Me: *slowly ties Karate Kid headband around forehead*
Woo! Let’s get this weekend started!
*Starts doing laundry*
[Genetics Lab]
Me: One designer baby, please
Doctor: It’s not like that, you..
Me: Please remove the pooping and crying functions
Doctor: What? No, you can’t…
Me: Give it wings and flamethrowers
Doctor:
Me: I’m gonna call her Claire
He asked where I wanted to go for dinner, and that’s how the fight got started.
My wife is leaving for work and I just told the baby “no pooping today.”
[at home]
ac repair guy: yup, the unit can be fixed
me: well..what’s the problem
ac repair guy: just shit in the filter
me: wait..to fix it??
Cops are always like “Where were you when the murder took place” and never “How were you when the murder took place”
“Gotta wake up early”
*sets alarm for 5am*
*wakes up at 4:55am to cancel alarm*
*goes back to sleep*
[SPELLING BEE]
JUDGE: Tim, your word is “Oak”
TIM: [deep breath] Ok
*BUZZER*
T: What th–
J: So close! It’s O-‘A’-K
T: But…
J: Hard luck, kid
She didn’t believe I was single so I showed her my bathroom with the Metallica poster
canning is fun because if you get all the steps exactly right you get to eat very old cucumbers and if you get the steps even the littlest bit wrong you get to die of botulism
I bought myself hot pink earbuds so my son would quit stealing them and now my wife stole my earbuds.
I DO love to rush breathlessly into Starbucks and scream “Is anyone in here writing a screen play? We need one! This is an emergency!”

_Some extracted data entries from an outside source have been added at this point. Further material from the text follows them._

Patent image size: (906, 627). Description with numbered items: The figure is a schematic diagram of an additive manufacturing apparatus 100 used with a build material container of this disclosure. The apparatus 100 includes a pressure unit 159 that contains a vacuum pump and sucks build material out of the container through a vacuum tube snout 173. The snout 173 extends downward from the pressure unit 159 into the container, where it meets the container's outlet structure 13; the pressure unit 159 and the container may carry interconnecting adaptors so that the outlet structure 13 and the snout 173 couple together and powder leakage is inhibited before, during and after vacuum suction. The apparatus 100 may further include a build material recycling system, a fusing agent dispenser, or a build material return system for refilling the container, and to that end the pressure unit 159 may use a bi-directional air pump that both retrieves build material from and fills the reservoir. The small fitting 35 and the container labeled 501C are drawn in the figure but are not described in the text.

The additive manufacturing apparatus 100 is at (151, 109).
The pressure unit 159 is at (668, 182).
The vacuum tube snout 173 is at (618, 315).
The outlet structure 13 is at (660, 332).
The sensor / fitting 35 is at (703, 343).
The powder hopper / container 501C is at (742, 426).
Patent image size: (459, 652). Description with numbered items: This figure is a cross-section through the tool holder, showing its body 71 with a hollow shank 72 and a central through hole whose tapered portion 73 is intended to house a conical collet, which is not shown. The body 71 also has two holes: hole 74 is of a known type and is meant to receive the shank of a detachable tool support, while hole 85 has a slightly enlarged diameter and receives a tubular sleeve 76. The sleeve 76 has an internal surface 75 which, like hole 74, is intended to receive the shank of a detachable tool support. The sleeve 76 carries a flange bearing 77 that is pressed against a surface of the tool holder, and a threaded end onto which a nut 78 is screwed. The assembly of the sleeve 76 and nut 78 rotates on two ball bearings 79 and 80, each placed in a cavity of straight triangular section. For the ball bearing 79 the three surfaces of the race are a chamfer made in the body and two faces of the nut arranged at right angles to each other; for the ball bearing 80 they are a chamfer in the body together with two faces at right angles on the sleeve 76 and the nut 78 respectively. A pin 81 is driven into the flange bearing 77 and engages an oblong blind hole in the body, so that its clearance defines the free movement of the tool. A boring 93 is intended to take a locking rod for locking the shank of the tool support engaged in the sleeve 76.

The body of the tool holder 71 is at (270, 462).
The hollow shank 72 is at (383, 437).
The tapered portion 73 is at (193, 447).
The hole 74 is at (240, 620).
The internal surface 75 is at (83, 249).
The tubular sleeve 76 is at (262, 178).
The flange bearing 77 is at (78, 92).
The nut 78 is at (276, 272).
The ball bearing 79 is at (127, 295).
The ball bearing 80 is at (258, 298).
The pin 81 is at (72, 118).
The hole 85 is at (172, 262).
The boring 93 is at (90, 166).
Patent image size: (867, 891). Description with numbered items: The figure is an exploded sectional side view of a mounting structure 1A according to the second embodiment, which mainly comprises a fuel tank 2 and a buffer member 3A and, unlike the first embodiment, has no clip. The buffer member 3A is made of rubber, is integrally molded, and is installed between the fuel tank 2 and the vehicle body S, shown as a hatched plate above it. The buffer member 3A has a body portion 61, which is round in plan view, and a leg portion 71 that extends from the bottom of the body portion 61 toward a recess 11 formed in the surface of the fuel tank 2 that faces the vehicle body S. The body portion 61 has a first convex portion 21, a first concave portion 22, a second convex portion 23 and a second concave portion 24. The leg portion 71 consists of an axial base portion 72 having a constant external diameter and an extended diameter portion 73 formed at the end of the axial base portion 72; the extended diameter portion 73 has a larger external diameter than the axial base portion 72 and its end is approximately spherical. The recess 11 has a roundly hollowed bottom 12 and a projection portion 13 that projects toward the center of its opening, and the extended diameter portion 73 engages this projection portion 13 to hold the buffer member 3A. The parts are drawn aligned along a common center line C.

I want whatever ice cream is most popular served at my funeral bc I think it would be funny to see a bunch of adults eating ice cream cones but really sadly
me on ellen
ellen: so i hear you’re a big fan of being on ellen
me: yeah
*i walk onto stage, to see me on ellen’s show, who sees me walking onto ellen’s show*
both me’s: oh-oh my-my god-god you-you didnt-didnt
If Toblerone tastes this good, imagine Toblertwo
I’ve started putting my wife’s chocolate bars in the wrong wrappers.
It really gets her snickers in a twix.
going to casually drop this here so everyone can worry with me
DATE: Tell me about yourself
ME: I own 7 pens!
D: I meant, like, something personal
M:*Sadly* I lie about how many pens I own to impress ppl
me: I’d like some ham please
server: ok how much
me: I really really want it
In every successful relationship the MAN always has the last word – “Yes Dear.”
Was enjoying playing legos with my son until my wife tapped me on the shoulder and said he went outside an hour ago.
Proud to be the guy that got my local park to introduce a “Don’t barbecue the ducks” rule.
kids these days don’t know but it’s mad how many CD-Rs we were all burning 20 years ago. you’d usually get in a couple before breakfast, ideally nip home at lunch for a quick one, kick back in the evening burning a few and then wake up multiple times a night to insert fresh discs
I should do laundry naked so all my clothes could be clean at the same time.